I discovered this in my only dealing with him, some 20 or more years ago, when then-Norfolk mayor Paul Fraim was courting an NBA expansion team. As a local sports scribe, I attended a presser where Stern — I believe in New York — was commenting on NBA expansion and other hoops issues.
I wish I had clearer recall of the time and place. What I definitely remember is cornering Stern after the official news conference for a brief chat. That is, Stern made himself available for anyone afterward to answer questions in an informal setting, which seems pretty remarkable today.
So after standing by till he was through with others, I cautiously approached and introduced myself as being from Norfolk. He replied with a smile and a quick joke referencing Norfolk’s aborted ABA experience in the ’70s, which immediately let me know he very much knew Norfolk — and that he very much knew Norfolk had no shot in the world to get an NBA team.

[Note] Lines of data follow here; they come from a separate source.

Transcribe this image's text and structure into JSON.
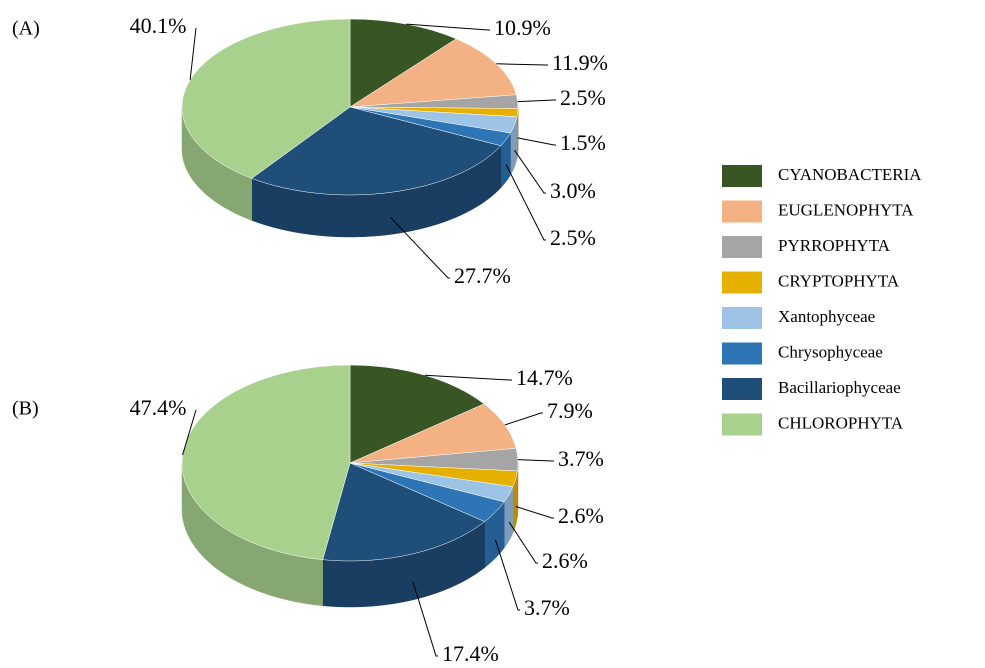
{
  "chart_data": [
    {
      "type": "pie",
      "label": "(A)",
      "categories": [
        "CYANOBACTERIA",
        "EUGLENOPHYTA",
        "PYRROPHYTA",
        "CRYPTOPHYTA",
        "Xantophyceae",
        "Chrysophyceae",
        "Bacillariophyceae",
        "CHLOROPHYTA"
      ],
      "values": [
        10.9,
        11.9,
        2.5,
        1.5,
        3.0,
        2.5,
        27.7,
        40.1
      ],
      "value_labels": [
        "10.9%",
        "11.9%",
        "2.5%",
        "1.5%",
        "3.0%",
        "2.5%",
        "27.7%",
        "40.1%"
      ],
      "colors": [
        "#375623",
        "#f4b183",
        "#a5a5a5",
        "#e6b000",
        "#9dc3e6",
        "#2e75b6",
        "#1f4e79",
        "#a9d18e"
      ]
    },
    {
      "type": "pie",
      "label": "(B)",
      "categories": [
        "CYANOBACTERIA",
        "EUGLENOPHYTA",
        "PYRROPHYTA",
        "CRYPTOPHYTA",
        "Xantophyceae",
        "Chrysophyceae",
        "Bacillariophyceae",
        "CHLOROPHYTA"
      ],
      "values": [
        14.7,
        7.9,
        3.7,
        2.6,
        2.6,
        3.7,
        17.4,
        47.4
      ],
      "value_labels": [
        "14.7%",
        "7.9%",
        "3.7%",
        "2.6%",
        "2.6%",
        "3.7%",
        "17.4%",
        "47.4%"
      ],
      "colors": [
        "#375623",
        "#f4b183",
        "#a5a5a5",
        "#e6b000",
        "#9dc3e6",
        "#2e75b6",
        "#1f4e79",
        "#a9d18e"
      ]
    }
  ]
}
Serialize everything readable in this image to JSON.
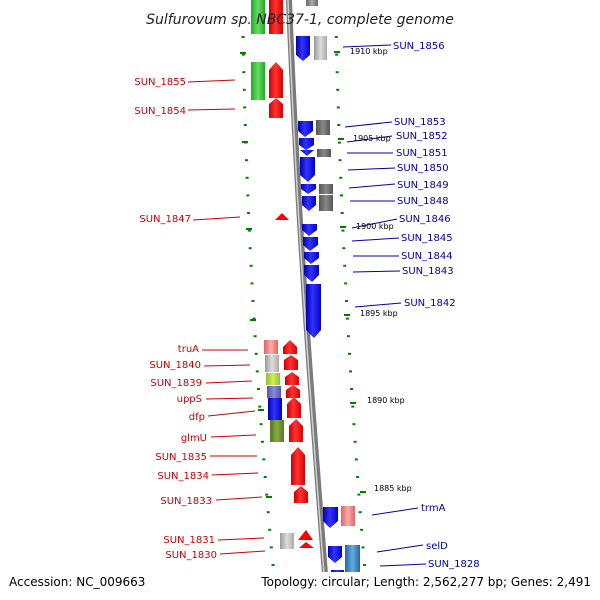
{
  "title": "Sulfurovum sp. NBC37-1, complete genome",
  "footer": {
    "accession": "Accession: NC_009663",
    "topology": "Topology: circular; Length: 2,562,277 bp; Genes: 2,491"
  },
  "kbp_labels": [
    "1910 kbp",
    "1905 kbp",
    "1900 kbp",
    "1895 kbp",
    "1890 kbp",
    "1885 kbp"
  ],
  "left_labels": [
    "SUN_1855",
    "SUN_1854",
    "SUN_1847",
    "truA",
    "SUN_1840",
    "SUN_1839",
    "uppS",
    "dfp",
    "glmU",
    "SUN_1835",
    "SUN_1834",
    "SUN_1833",
    "SUN_1831",
    "SUN_1830"
  ],
  "right_labels": [
    "SUN_1856",
    "SUN_1853",
    "SUN_1852",
    "SUN_1851",
    "SUN_1850",
    "SUN_1849",
    "SUN_1848",
    "SUN_1846",
    "SUN_1845",
    "SUN_1844",
    "SUN_1843",
    "SUN_1842",
    "trmA",
    "selD",
    "SUN_1828"
  ],
  "colors": {
    "forward_gene": "#ff0000",
    "reverse_gene": "#0000ff",
    "left_label": "#cc0000",
    "right_label": "#0000aa",
    "backbone": "#888888",
    "tick": "#008000"
  }
}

The larger point, though, is we continued to talk a couple more minutes, and he seemed fine with it. That gave me enough comfort and confidence that I eventually leaned in and, oddly emboldened, gently poked the lapel of his jacket with my index finger while asking a question.
What the … ?
Security should have swept in, ear-pieces blazing, wrestled me to the ground and turfed me out, a la the bruising ouster of Jimmy Stewart and Clarence from Nick’s in “It’s a Wonderful Life.”
Believe me, I would have less-than zero shot at poking current NBA commissioner Adam Silver in the lapel, nor would I think to even attempt it. But Stern showed no consternation over my impromptu nonchalance, made his last comment, and I was on my way.
It’s a cool memory and a true fact regarding Stern’s overall persona. No doubt he was as tough and unyielding as you can get in business, which is why the modern NBA is what it is. But yep, he was poke-the-lapel approachable, which is one other small piece to consider when mulling the historic legacy of David Stern’s life and heady times in the NBA.